The only thing that guards against such contempt for our political, institutional, and constitutional norms is a moral baseline in the one who holds the office. He or she must care enough about our republic and its democratic structures to respect them even when wielded by their political opponents. This respect is a character trait. It must abide within the person. And it is up to us to elect a president with character in mind.

And let me be clear: our presidents have all been flawed – none were perfect, few were paragons of virtue. It does not require magnificent moral character but rather a baseline of decency. That’s all. But when a man, like our current president, telegraphs his contempt, his disrespect, his self-absorbed fixations, he should be taken at face value. When he tells obvious lies habitually, when he ridicules, calls names, and bullies; when he whines and complains with regularity; when he ignores the cries for justice, he is daily revealing his moral character. And he could be given credit for transparency if he was not also turning around and denying the things he has said and done in public – and on the record.

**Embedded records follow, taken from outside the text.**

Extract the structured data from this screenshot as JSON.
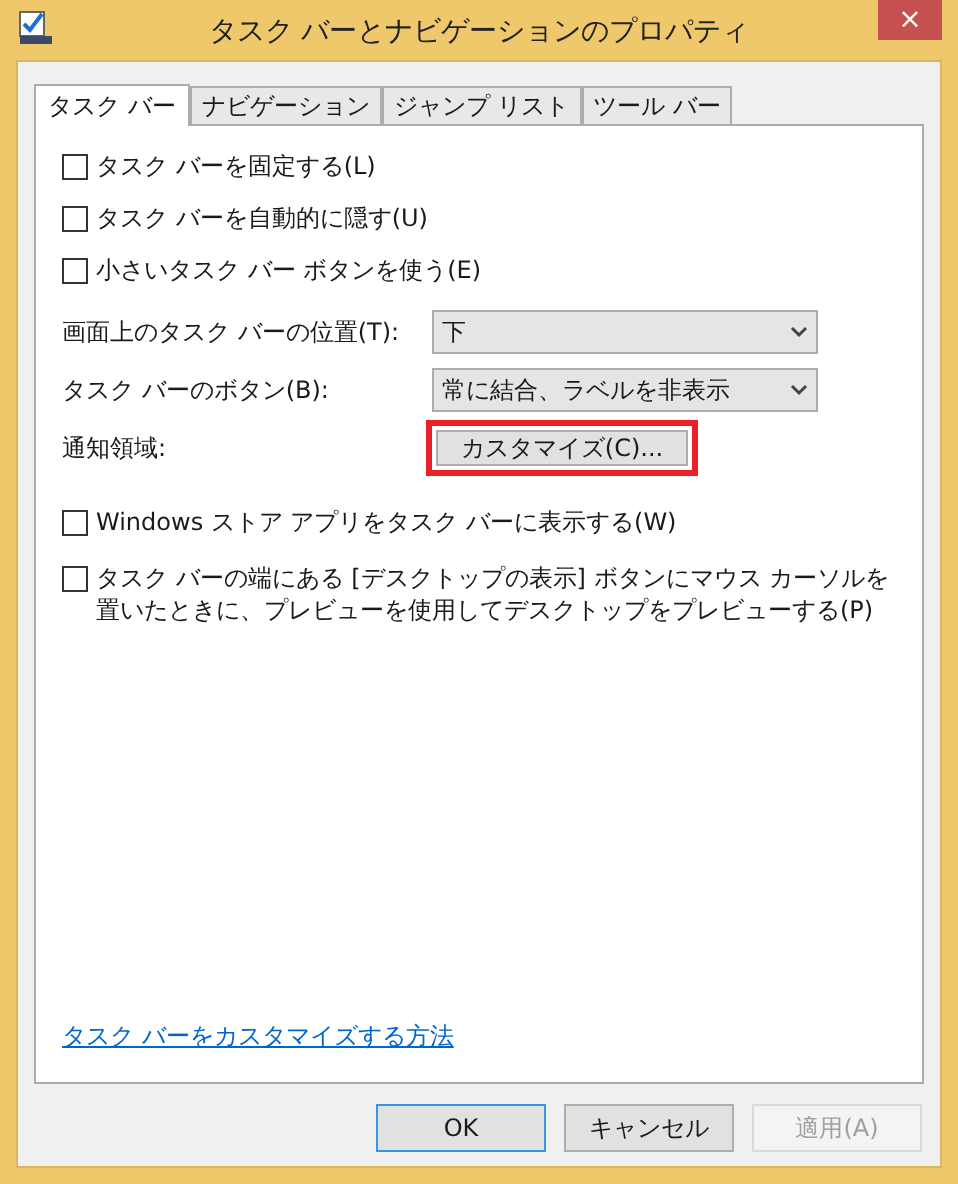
{
  "window": {
    "title": "タスク バーとナビゲーションのプロパティ",
    "close": "×"
  },
  "tabs": [
    {
      "label": "タスク バー",
      "selected": true
    },
    {
      "label": "ナビゲーション",
      "selected": false
    },
    {
      "label": "ジャンプ リスト",
      "selected": false
    },
    {
      "label": "ツール バー",
      "selected": false
    }
  ],
  "options_top": [
    {
      "label": "タスク バーを固定する(L)",
      "checked": false
    },
    {
      "label": "タスク バーを自動的に隠す(U)",
      "checked": false
    },
    {
      "label": "小さいタスク バー ボタンを使う(E)",
      "checked": false
    }
  ],
  "settings": [
    {
      "kind": "dropdown",
      "label": "画面上のタスク バーの位置(T):",
      "value": "下"
    },
    {
      "kind": "dropdown",
      "label": "タスク バーのボタン(B):",
      "value": "常に結合、ラベルを非表示"
    },
    {
      "kind": "button",
      "label": "通知領域:",
      "button": "カスタマイズ(C)...",
      "highlighted": true
    }
  ],
  "options_bottom": [
    {
      "label": "Windows ストア アプリをタスク バーに表示する(W)",
      "checked": false
    },
    {
      "label": "タスク バーの端にある [デスクトップの表示] ボタンにマウス カーソルを置いたときに、プレビューを使用してデスクトップをプレビューする(P)",
      "checked": false
    }
  ],
  "help_link": "タスク バーをカスタマイズする方法",
  "buttons": [
    {
      "label": "OK",
      "default": true,
      "disabled": false
    },
    {
      "label": "キャンセル",
      "default": false,
      "disabled": false
    },
    {
      "label": "適用(A)",
      "default": false,
      "disabled": true
    }
  ]
}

The fact that he is always applauded by himself and his following does not alter the character he is revealing. And yes, these flaws do have a direct relation the the exercise of his office.

Consider for an example what I see as perhaps the most consequential instance of character revelation: his betrayal of the Kurds. On the president’s orders, US forces were withdrawn a year ago from their bases in Syria near the Turkish border. This left the Kurds, who had suffered 11,000 dead in the successful fight against ISIS (versus 6 Americans), exposed to the onslaught of the Turks, who wished to crush the forces that had long fought for a Kurdish homeland. Soon after the US pulled out, and to absolutely no one’s surprise, the massacre of the Kurds began. They had been our allies for decades, but they were stabbed in the back to please the Turks and help the Russians, who moved in and took hold of the abandoned bases, and were left with (given) a trove of US intelligence.

There is no law or constitutional article or regulation that can prevent this kind immoral policy decision. Only a modest degree of decency in the man could do that – and it isn’t there.

A supporter may object that such harsh moral judgments are being made against their man. But the real question is not whether he is truly subject to my assessment or anybody else’s. I freely admit I cannot see into the man’s heart. The real question for me is not, ‘Is he good or bad?’ The question is, ‘What has he revealed through his words and actions about his moral fitness for the most powerful office in the world?’ In that sense I am not judging him as a human being, but rather his words and actions – documented and indisputable – as character witnesses. The witnesses all testify, as they have for more than 30 years, that he has never had – and still does not – the kind of character that so much power demands.

This is one character deficiency – only one: a man who by all accounts demands unyielding loyalty has acted in a most disloyal manner toward his wives, his employees and subordinates, his contractors, his party, military personnel, the Constitution, and yes, our allies. The Kurds were allies and he betrayed them to genocidal enemies in your name and mine.

His past record of disloyalty makes his betrayal of the Kurds no surprise. Disloyalty is part of his character, and character matters. Wedded to power, it’s a matter of life and death.

A man who betrays his friends and allies does not deserve the kind of loyalty he enjoys from his following, and if you support him, he does not deserve yours, either. The best and final safeguard left to us against a morally destitute president is the ballot.